The randomized, double-blind, placebo-controlled study evaluated the efficacy and safety of four different doses of LY2951742 given in a once-monthly, subcutaneous injection in more than 400 patients with episodic migraine (people who experience between four and 14 migraine headache days per month).
The primary objective was to assess whether at least one dose of LY2951742 was superior to placebo in the prevention of migraine headache. LY2951742 demonstrated a statistically significant reduction in migraine headache days and a safety and tolerability profile confirming the previous results seen in a Phase 2a study.
Lilly will present data from this trial in a late-breaking session at the 57th Annual American Headache Society meeting on June 20 in Washington D.C., and will submit data from the study for additional disclosure at scientific meetings and in peer-reviewed journals.

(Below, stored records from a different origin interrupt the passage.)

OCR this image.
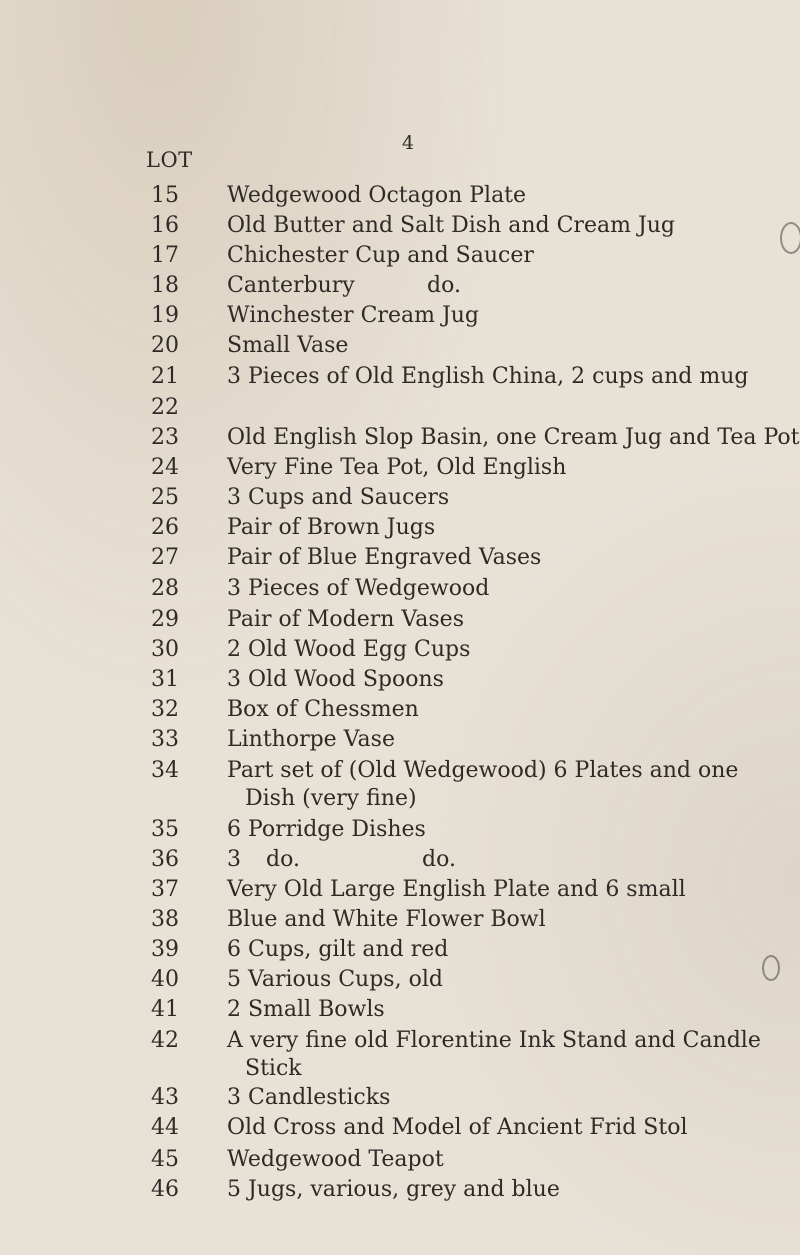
4
LOT
15 Wedgewood Octagon Plate
16 Old Butter and Salt Dish and Cream Jug
17 Chichester Cup and Saucer
18 Canterbury	do.
19 Winchester Cream Jug
20 Small Vase
21 3 Pieces of Old English China, 2 cups and mug
22
23 Old English Slop Basin, one Cream Jug and Tea Pot
24 Very Fine Tea Pot, Old English
25 3 Cups and Saucers
26 Pair of Brown Jugs
27 Pair of Blue Engraved Vases
28 3 Pieces of Wedgewood
29 Pair of Modern Vases
30 2 Old Wood Egg Cups
31 3 Old Wood Spoons
32 Box of Chessmen
33 Linthorpe Vase
34 Part set of (Old Wedgewood) 6 Plates and one
Dish (very fine)
35 6 Porridge Dishes
36 3	do.	do.
37 Very Old Large English Plate and 6 small
38 Blue and White Flower Bowl
39 6 Cups, gilt and red
40 5 Various Cups, old
41 2 Small Bowls
42 A very fine old Florentine Ink Stand and Candle
Stick
43 3 Candlesticks
44 Old Cross and Model of Ancient Frid Stol
45 Wedgewood Teapot
46 5 Jugs, various, grey and blue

"We're encouraged by the results from this positive Phase 2b study that confirms the safety and efficacy profile of LY2951742," said David Ricks, Lilly senior vice president, and president of Lilly Bio-Medicines. "These results reinforce our confidence in the potential of this medicine to be a significant option for the preventive treatment of debilitating headache disorders like migraine and cluster headache."
In addition to the migraine program, Lilly has initiated two Phase 3 trials with LY2951742 in patients suffering from cluster headache. Based on the unmet medical need and significance of this disorder for patients, Lilly has been granted Fast Track Designation from the U.S. Food and Drug Administration (FDA) for cluster headache.